A CPA can find work in a variety of areas. Small accounting firms hire CPAs to perform simple accounting tasks. Medium-sized accounting firms also often hire CPAs to perform complex accounting tasks. Larger accounting firms will often hire CPAs to manage their entire accounting department. No matter what type of accountant will be working for a business, the accountant will be responsible for completing reports that are important to the company.

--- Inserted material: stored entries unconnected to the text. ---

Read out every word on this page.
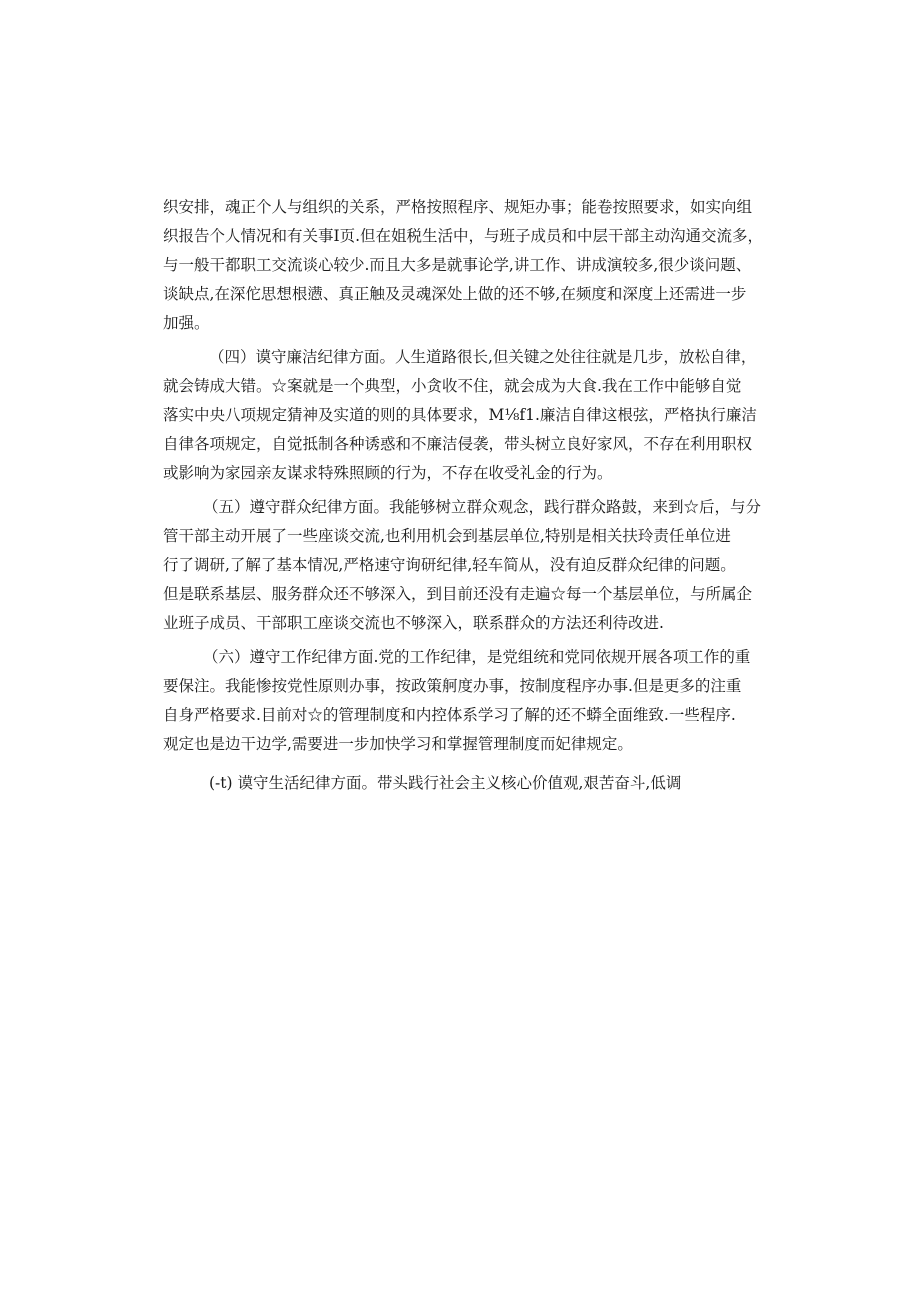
织安排，魂正个人与组织的关系，严格按照程序、规矩办事；能卷按照要求，如实向组
织报告个人情况和有关事I页.但在姐税生活中，与班子成员和中层干部主动沟通交流多，
与一般干都职工交流谈心较少.而且大多是就事论学,讲工作、讲成演较多,很少谈问题、
谈缺点,在深佗思想根懑、真正触及灵魂深处上做的还不够,在频度和深度上还需进一步
加强。

（四）谟守廉洁纪律方面。人生道路很长,但关键之处往往就是几步，放松自律，
就会铸成大错。☆案就是一个典型，小贪收不住，就会成为大食.我在工作中能够自觉
落实中央八项规定猜神及实道的则的具体要求，M⅛f1.廉洁自律这根弦，严格执行廉洁
自律各项规定，自觉抵制各种诱惑和不廉洁侵袭，带头树立良好家风，不存在利用职权
或影响为家园亲友谋求特殊照顾的行为，不存在收受礼金的行为。

（五）遵守群众纪律方面。我能够树立群众观念，践行群众路鼓，来到☆后，与分
管干部主动开展了一些座谈交流,也利用机会到基层单位,特别是相关扶玲责任单位进
行了调研,了解了基本情况,严格速守询研纪律,轻车简从，没有迫反群众纪律的问题。
但是联系基层、服务群众还不够深入，到目前还没有走遍☆每一个基层单位，与所属企
业班子成员、干部职工座谈交流也不够深入，联系群众的方法还利待改进.

（六）遵守工作纪律方面.党的工作纪律，是党组统和党同依规开展各项工作的重
要保注。我能惨按党性原则办事，按政策舸度办事，按制度程序办事.但是更多的注重
自身严格要求.目前对☆的管理制度和内控体系学习了解的还不蟒全面维致.一些程序.
观定也是边干边学,需要进一步加快学习和掌握管理制度而妃律规定。

(-t) 谟守生活纪律方面。带头践行社会主义核心价值观,艰苦奋斗,低调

There are many types of accountant services available. Accountant services that a CPA offers include: cash management, income statement preparation, planning and forecasting, fund accounting and advice, investment advice, payroll preparation, government tax preparation, bank reconciliation, and collection reporting. An accountant can also provide consulting services such as financial statements analysis and advice, global banking, pension and retirement advice, and buying and selling advice.
In order to become an accountant, an individual needs to have an accounting background. Obtaining a degree in accounting or a related field is helpful. Those who have already studied to become accountants may choose to further their education by obtaining training or taking classes relevant to their specific career. Those who already work as accountants may opt to take refresher courses to learn new accounting techniques. CPAs can choose to attend evening or weekend courses, correspondence or online courses, or a combination of educational and work experience.
Some accountants choose to hire internal employees to perform accounting tasks, like entering data, preparing reports, or assisting office staff with daily tasks. When hiring internal people, it is best to know the background of the employee and meet with them for an interview. They should be professional and easy to get along with. Hiring an accountant to perform accounting tasks is often a preferred method because the individuals are often more experienced and will do better in everyday tasks than an external hire. This option can be cheaper than hiring a contractor, since CPAs generally charge by the hour.
However, hiring a contract accountant to perform accounting tasks is another good option. If the company has a small staff, the accountant can usually handle administrative and accounting duties. Many accountants are also open to working as freelancers, offering their accounting services on a contract basis. In a business environment where technology is rapidly advancing, the accounting services provided by forensic accountants often play an important role. Forensic accountants often make use of computer forensics tools and techniques, such as forensic accounting software, to analyze digital evidence to provide evidence for a court case.
Some CPAs specialize in only accounting functions. Certified public accountants, who hold a master’s degree or higher, are excellent when it comes to auditing business practices and assisting the general public. While these professionals can perform all accounting functions, they usually prefer to focus on one specific function, like tax audits. For example, if CPAs are employed by a large accounting firm, the accountant may focus his or her efforts on providing audits on financial matters, such as internal control systems, financial reporting standards, accounting laws and procedures, management policies, and internal company financial documents.